I guess the point here is that trying to look for causation in singular factors in a massively complex system, identified through limited correlation, is a foolish pursuit. It happens all the time in politics unfortunately.
The bottom line is that there is a large body of literature showing that children of single mothers are more likely to commit crimes than children who grow up with their married parents. This is true not just in the United States, but wherever the issue has been researched. Few experts, including Cohen, dispute this. Studies cannot prove conclusively that fatherlessness—or any other factor—actually causes people to commit crimes. For that, you'd have to do the impossible: take a large group of infants and raise each of them simultaneously in two precisely equivalent households—except one would be headed by a father and mother and the other by a lone mother.

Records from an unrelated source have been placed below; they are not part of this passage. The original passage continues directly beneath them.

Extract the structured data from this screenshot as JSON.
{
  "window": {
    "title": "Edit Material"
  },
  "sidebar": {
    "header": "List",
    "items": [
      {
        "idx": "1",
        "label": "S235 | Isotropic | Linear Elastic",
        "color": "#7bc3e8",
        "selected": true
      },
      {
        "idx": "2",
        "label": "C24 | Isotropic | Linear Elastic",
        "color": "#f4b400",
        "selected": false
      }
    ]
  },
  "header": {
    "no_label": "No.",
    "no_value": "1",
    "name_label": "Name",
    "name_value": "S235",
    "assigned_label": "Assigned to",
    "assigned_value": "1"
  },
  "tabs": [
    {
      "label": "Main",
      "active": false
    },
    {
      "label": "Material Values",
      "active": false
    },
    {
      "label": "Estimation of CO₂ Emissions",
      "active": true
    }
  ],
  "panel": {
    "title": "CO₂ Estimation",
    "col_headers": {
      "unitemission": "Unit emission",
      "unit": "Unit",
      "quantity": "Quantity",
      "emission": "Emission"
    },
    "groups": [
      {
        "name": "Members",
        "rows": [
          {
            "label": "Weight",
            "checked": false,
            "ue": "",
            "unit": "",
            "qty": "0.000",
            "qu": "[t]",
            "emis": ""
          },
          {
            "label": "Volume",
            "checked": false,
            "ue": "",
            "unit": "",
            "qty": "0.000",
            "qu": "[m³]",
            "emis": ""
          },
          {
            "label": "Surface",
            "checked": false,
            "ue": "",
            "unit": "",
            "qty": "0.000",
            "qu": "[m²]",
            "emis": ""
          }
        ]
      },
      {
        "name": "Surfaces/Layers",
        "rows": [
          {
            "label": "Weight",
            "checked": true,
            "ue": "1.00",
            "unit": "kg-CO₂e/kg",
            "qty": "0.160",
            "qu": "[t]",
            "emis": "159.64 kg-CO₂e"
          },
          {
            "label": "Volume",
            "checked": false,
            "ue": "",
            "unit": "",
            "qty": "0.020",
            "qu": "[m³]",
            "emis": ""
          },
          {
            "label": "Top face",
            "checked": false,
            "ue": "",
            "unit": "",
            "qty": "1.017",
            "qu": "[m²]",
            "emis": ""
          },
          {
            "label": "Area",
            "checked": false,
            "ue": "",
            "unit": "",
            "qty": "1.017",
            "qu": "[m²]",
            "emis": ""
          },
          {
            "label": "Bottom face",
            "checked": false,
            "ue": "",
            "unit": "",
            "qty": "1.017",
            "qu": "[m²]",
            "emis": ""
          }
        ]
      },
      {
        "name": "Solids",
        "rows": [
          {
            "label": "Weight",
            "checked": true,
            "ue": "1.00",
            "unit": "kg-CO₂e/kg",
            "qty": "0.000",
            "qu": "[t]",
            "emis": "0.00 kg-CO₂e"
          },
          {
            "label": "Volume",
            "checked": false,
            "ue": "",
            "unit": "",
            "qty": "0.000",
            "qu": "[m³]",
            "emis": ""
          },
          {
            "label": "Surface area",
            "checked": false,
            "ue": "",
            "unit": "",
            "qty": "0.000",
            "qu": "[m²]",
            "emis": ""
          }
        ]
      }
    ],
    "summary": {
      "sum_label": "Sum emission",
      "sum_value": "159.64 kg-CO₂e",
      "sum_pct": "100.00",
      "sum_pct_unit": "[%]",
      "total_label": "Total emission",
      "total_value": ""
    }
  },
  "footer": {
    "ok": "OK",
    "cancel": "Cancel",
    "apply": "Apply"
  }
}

But by comparing criminals of the same race, education, income, and mother's education whose primary observable difference is family structure, social scientists have come as close as they can to making the causal case with the methodological tools available.

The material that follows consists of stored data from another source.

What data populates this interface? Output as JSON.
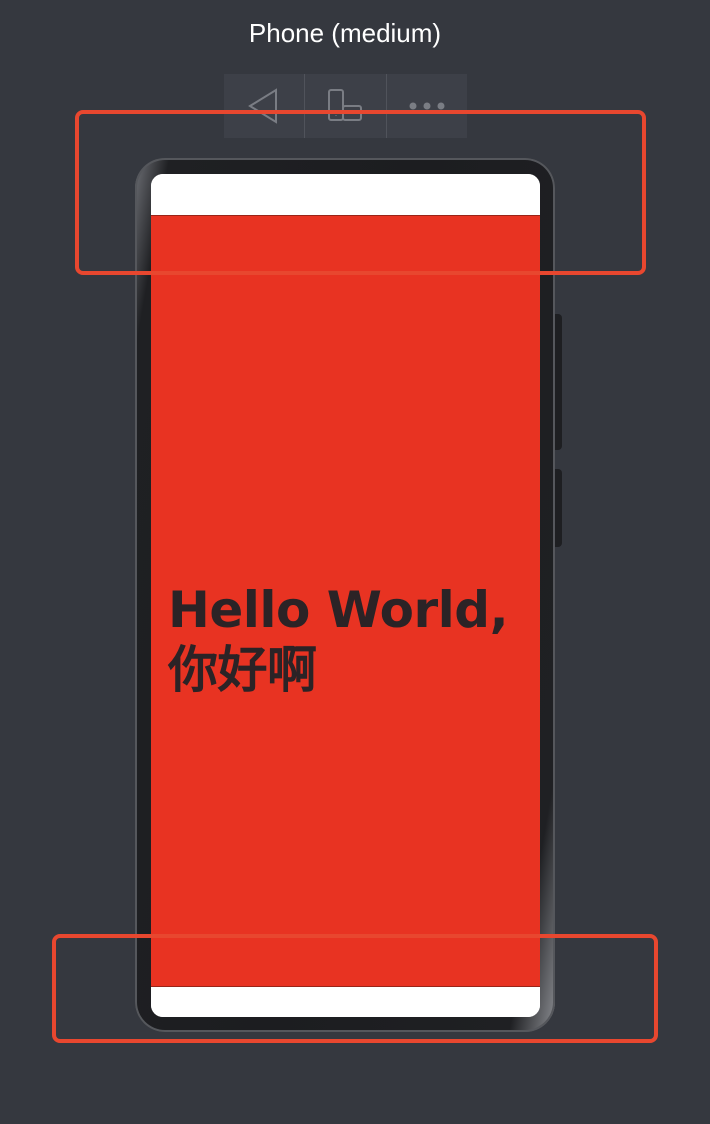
{
  "device": {
    "title": "Phone (medium)"
  },
  "toolbar": {
    "buttons": [
      {
        "name": "back",
        "icon": "triangle-left-icon"
      },
      {
        "name": "rotate",
        "icon": "device-rotate-icon"
      },
      {
        "name": "more",
        "icon": "more-dots-icon"
      }
    ]
  },
  "screen": {
    "text_line1": "Hello World,",
    "text_line2": "你好啊",
    "background_color": "#e83322",
    "text_color": "#2b2326"
  },
  "annotations": {
    "highlight_color": "#e8472f"
  }
}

Injustice exists for most everyone and no doubt there is some racism. I think many blacks are far more racist towards whites than the other way around. The real problem is the victim mentality many blacks have accepted. It is a self limiting mental cage and I believe there are higher powers that want to perpetuate this.
originally posted by: Milkweed
Racism against black people exists. The whole "black people kill black people" argument is tired and worn out.
originally posted by: theantediluvian
a reply to: Thejoncrichton
There are numerous obvious significant themes and you've chosen to fixate on basically 3 words in the middle and a couple frames of the video.
Gun violence
Consumerism
Pop culture as a distraction
And of course all of the above as they relate to black people in American in particular. If you could suppress your triggering, you'd see that it's a cultural critique that you could probably find some agreement with. Consider the middle portion starting:
Don't catch you slippin' up
through:
Guns in my area
I got the strap
to:
Get your money, Black man
and then finally:
Look how I'm geekin' out
I'm so fitted
I'm on Gucci
I'm so pretty
That's seems a pretty clear indictment of violence driven by consumerism which is reflected and promoted in pop culture.
And yes, there's also some fairly overt references to racism/racial injustice (church shooting anyone?). I would also say, shades of the sentiment behind "cultural appropriation" which is that American society values black people as entertainers but scoffs at real issues that impact black people disproportionately.
It certainly succeeded in driving conversation.
originally posted by: cenpuppie
a reply to: Krazysh0t
Black on black crime is a misnomer and is one of those "labels" created by a group of folks quick to get on the racial political band wagon.
Crime is crime. You can break it down by race after that and unlike what conservatives swears, it ain't going to give you any answers or insight.
originally posted by: 3n19m470
a reply to: 11165
What video? OP doesn't mention any video, or song title for that matter.
originally posted by: jidnum
originally posted by: 3n19m470
a reply to: 11165
What video? OP doesn't mention any video, or song title for that matter.
LMAO are you being serious right now? Are you really arguing this? We all know what the OP is talking about and if you don't, you are just being Childish and petty.
originally posted by: 11165
originally posted by: 3n19m470
a reply to: 11165
What video? OP doesn't mention any video, or song title for that matter.
Google "new childish gambino song"
It will direct you to his new single "This Is America"
The single was released with a visual presentation (that google search will also immediately direct you to this as it has over 150 million views)
It's very pertinent if one intends to decipher what the artist is implying.